Gian Maria De Francesco per “il Giornale”
Martin Selmayr
Europarlamento-Germania 1-0. Ieri l' assemblea di Bruxelles ha deciso di affidare alla commissione controllo di bilancio il compito di verificare il rispetto delle procedure nella nomina dell' ex capo di gabinetto di Jean-Claude Juncker, Martin Selmayr, a segretario generale della Commissione.
Selmayr, potentissimo funzionario ora a capo dei 33mila euroburocrati di Bruxelles, è inviso a gran parte della nomenklatura comunitaria perché sospettato di essere una vera e propria «talpa» al servizio di Angela Merkel (Berlino spesso riesce a conoscere in anticipo i dossier della Commissione), tanto da essere apostrofato come Rasputin dal Financial Times. La sua nomina è finita nell' occhio del ciclone perché Selmayr, non qualificato per il posto attualmente ricoperto (non era un direttore generale), ha avanzato la candidatura per vicesegretario generale a fine gennaio ottenendo l' incarico e poi venendo promosso a tempo di record a causa delle dimissioni dell' olandese Alexander Italianer.

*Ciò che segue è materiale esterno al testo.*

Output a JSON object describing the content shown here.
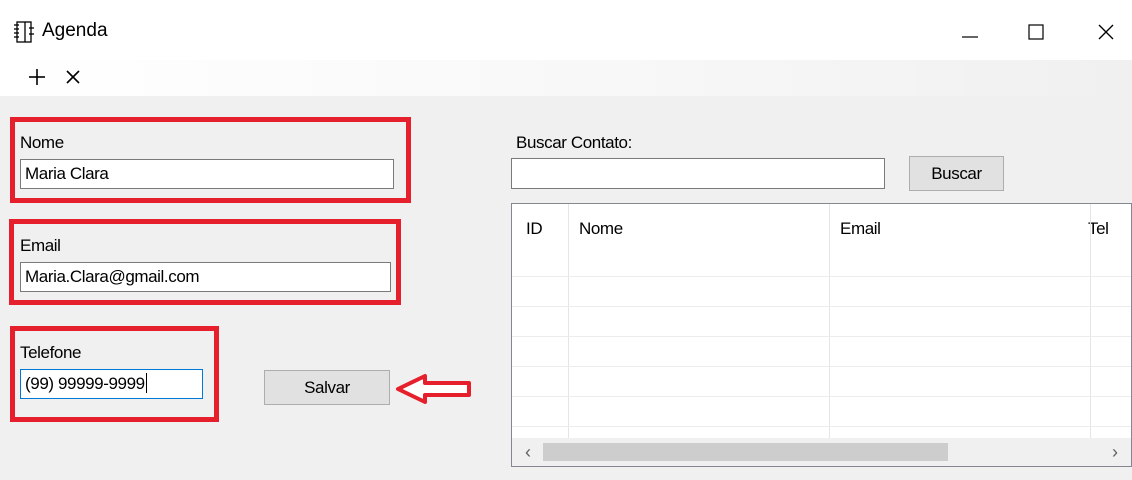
{
  "window": {
    "title": "Agenda",
    "icon": "notebook-icon",
    "controls": [
      "minimize-icon",
      "maximize-icon",
      "close-icon"
    ]
  },
  "toolbar": {
    "items": [
      {
        "icon": "plus-icon"
      },
      {
        "icon": "close-x-icon"
      }
    ]
  },
  "form": {
    "nome": {
      "label": "Nome",
      "value": "Maria Clara"
    },
    "email": {
      "label": "Email",
      "value": "Maria.Clara@gmail.com"
    },
    "telefone": {
      "label": "Telefone",
      "value": "(99) 99999-9999"
    },
    "save_label": "Salvar"
  },
  "search": {
    "label": "Buscar Contato:",
    "value": "",
    "button_label": "Buscar"
  },
  "grid": {
    "columns": [
      "ID",
      "Nome",
      "Email",
      "Tel"
    ],
    "rows": []
  },
  "annotations": {
    "highlight_color": "#e51f2b",
    "arrow_icon": "left-arrow-icon"
  },
  "colors": {
    "focus_border": "#0078d7",
    "button_bg": "#e1e1e1",
    "window_bg": "#f0f0f0"
  }
}
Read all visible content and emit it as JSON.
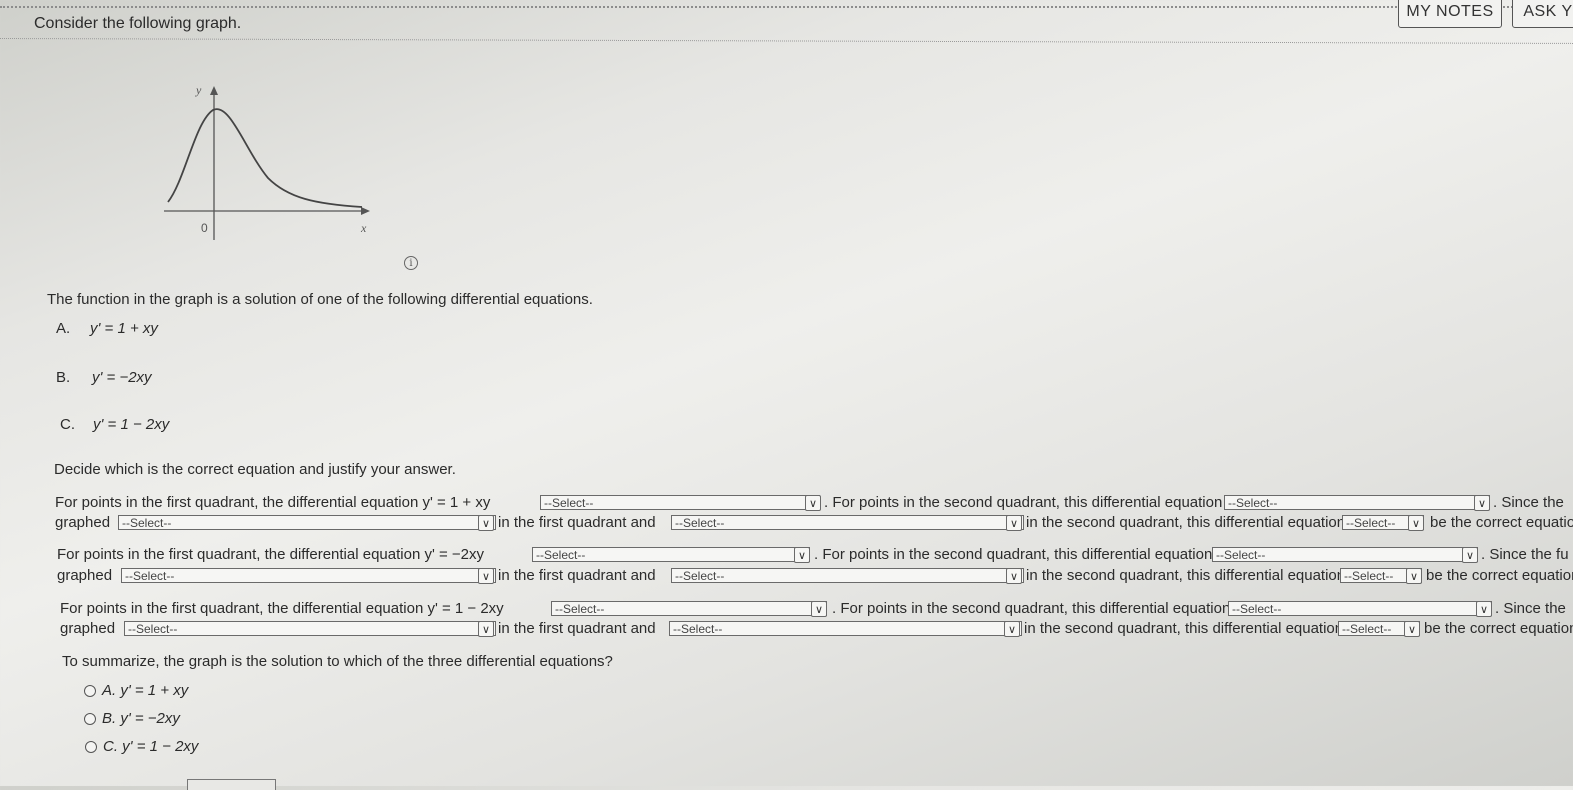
{
  "header": {
    "prompt": "Consider the following graph.",
    "my_notes_label": "MY NOTES",
    "ask_label": "ASK Y"
  },
  "graph": {
    "y_label": "y",
    "x_label": "x",
    "origin_label": "0"
  },
  "intro": "The function in the graph is a solution of one of the following differential equations.",
  "options": [
    {
      "letter": "A.",
      "eq": "y' = 1 + xy"
    },
    {
      "letter": "B.",
      "eq": "y' = −2xy"
    },
    {
      "letter": "C.",
      "eq": "y' = 1 − 2xy"
    }
  ],
  "decide": "Decide which is the correct equation and justify your answer.",
  "rows": [
    {
      "line1_prefix": "For points in the first quadrant, the differential equation y' = 1 + xy",
      "line1_mid": ". For points in the second quadrant, this differential equation",
      "line1_end": ". Since the",
      "graphed": "graphed",
      "line2_mid": "in the first quadrant and",
      "line2_mid2": "in the second quadrant, this differential equation",
      "line2_end": "be the correct equatio"
    },
    {
      "line1_prefix": "For points in the first quadrant, the differential equation y' = −2xy",
      "line1_mid": ". For points in the second quadrant, this differential equation",
      "line1_end": ". Since the fu",
      "graphed": "graphed",
      "line2_mid": "in the first quadrant and",
      "line2_mid2": "in the second quadrant, this differential equation",
      "line2_end": "be the correct equation"
    },
    {
      "line1_prefix": "For points in the first quadrant, the differential equation y' = 1 − 2xy",
      "line1_mid": ". For points in the second quadrant, this differential equation",
      "line1_end": ". Since the",
      "graphed": "graphed",
      "line2_mid": "in the first quadrant and",
      "line2_mid2": "in the second quadrant, this differential equation",
      "line2_end": "be the correct equation"
    }
  ],
  "select_placeholder": "--Select--",
  "select_short": "Select",
  "summary": {
    "question": "To summarize, the graph is the solution to which of the three differential equations?",
    "choices": [
      "A. y' = 1 + xy",
      "B. y' = −2xy",
      "C. y' = 1 − 2xy"
    ]
  }
}
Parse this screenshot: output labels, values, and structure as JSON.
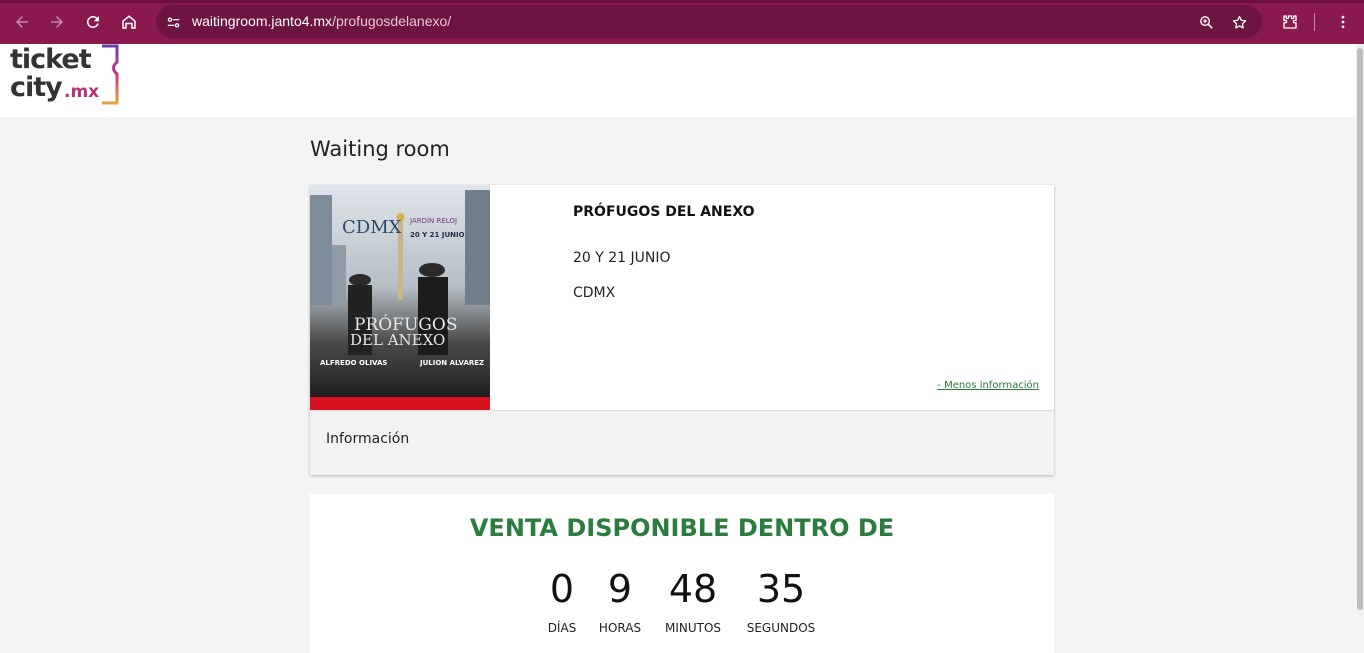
{
  "browser": {
    "url_host": "waitingroom.janto4.mx",
    "url_path": "/profugosdelanexo/"
  },
  "site": {
    "logo_ticket": "ticket",
    "logo_city": "city",
    "logo_mx": ".mx"
  },
  "page": {
    "title": "Waiting room"
  },
  "event": {
    "name": "PRÓFUGOS DEL ANEXO",
    "date": "20 Y 21 JUNIO",
    "city": "CDMX",
    "less_info": "- Menos información",
    "info_label": "Información",
    "poster": {
      "city": "CDMX",
      "venue": "JARDÍN RELOJ",
      "dates": "20 Y 21 JUNIO",
      "title_line1": "PRÓFUGOS",
      "title_line2": "DEL ANEXO",
      "artist_left": "ALFREDO OLIVAS",
      "artist_right": "JULION ALVAREZ"
    }
  },
  "countdown": {
    "title": "VENTA DISPONIBLE DENTRO DE",
    "days": "0",
    "days_label": "DÍAS",
    "hours": "9",
    "hours_label": "HORAS",
    "minutes": "48",
    "minutes_label": "MINUTOS",
    "seconds": "35",
    "seconds_label": "SEGUNDOS"
  },
  "colors": {
    "chrome": "#8a1a4e",
    "accent_green": "#2a7d3e",
    "logo_pink": "#b5327a"
  }
}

Alexander Italianer con Juncker
La Commissione Ue ha votato la nomina senza che alcuni commissari ne fossero adeguatamente informati (anche il falco finlandese Katainen ha confermato). Questa opacità ha fatto esplodere il «Selmayr-gate». Il presidente del Parlamento Ue, Antonio Tajani, propugnatore del primato della politica sull' euroburocrazia, ha agevolato il dibattito tra gli eurodeputati senza cedere a nessuna indebita pressione esterna (il presidente della Commissione Juncker ha difeso a spada tratta la designazione).
tajani merkel
La conferenza dei presidenti dell' Europarlamento deciderà in seguito se mettere ai voti una risoluzione sul caso Selmayr, ha annunciato Tajani. L' aspetto interessante è che anche due autorevoli esponenti del Ppe (il partito di Merkel) come la francese Françoise Grossetête e il tedesco Werner Langen hanno contestato la nomina in quanto priva di requisiti fondamentali, segno che non sono solo verdi, grillini e sovranisti vari ad alzare la voce. Il principale esponente dei liberali, il belga Guy Verhofstadt, ha addirittura evocato un nuovo «caso Santer», dal nome del presidente della Commissione costretto alle dimissioni nel 1999 per un caso di nepotismo.
JUNCKER
Nei corridoi si mormora già di un compromesso: Selmayr resta dov' è e il commissario tedesco Öttinger si dimette. Far saltare Juncker, infatti, significherebbe far saltare la spartizione delle poltrone della prossima Commissione (si vota l' anno prossimo), già decisa tra Berlino e Parigi.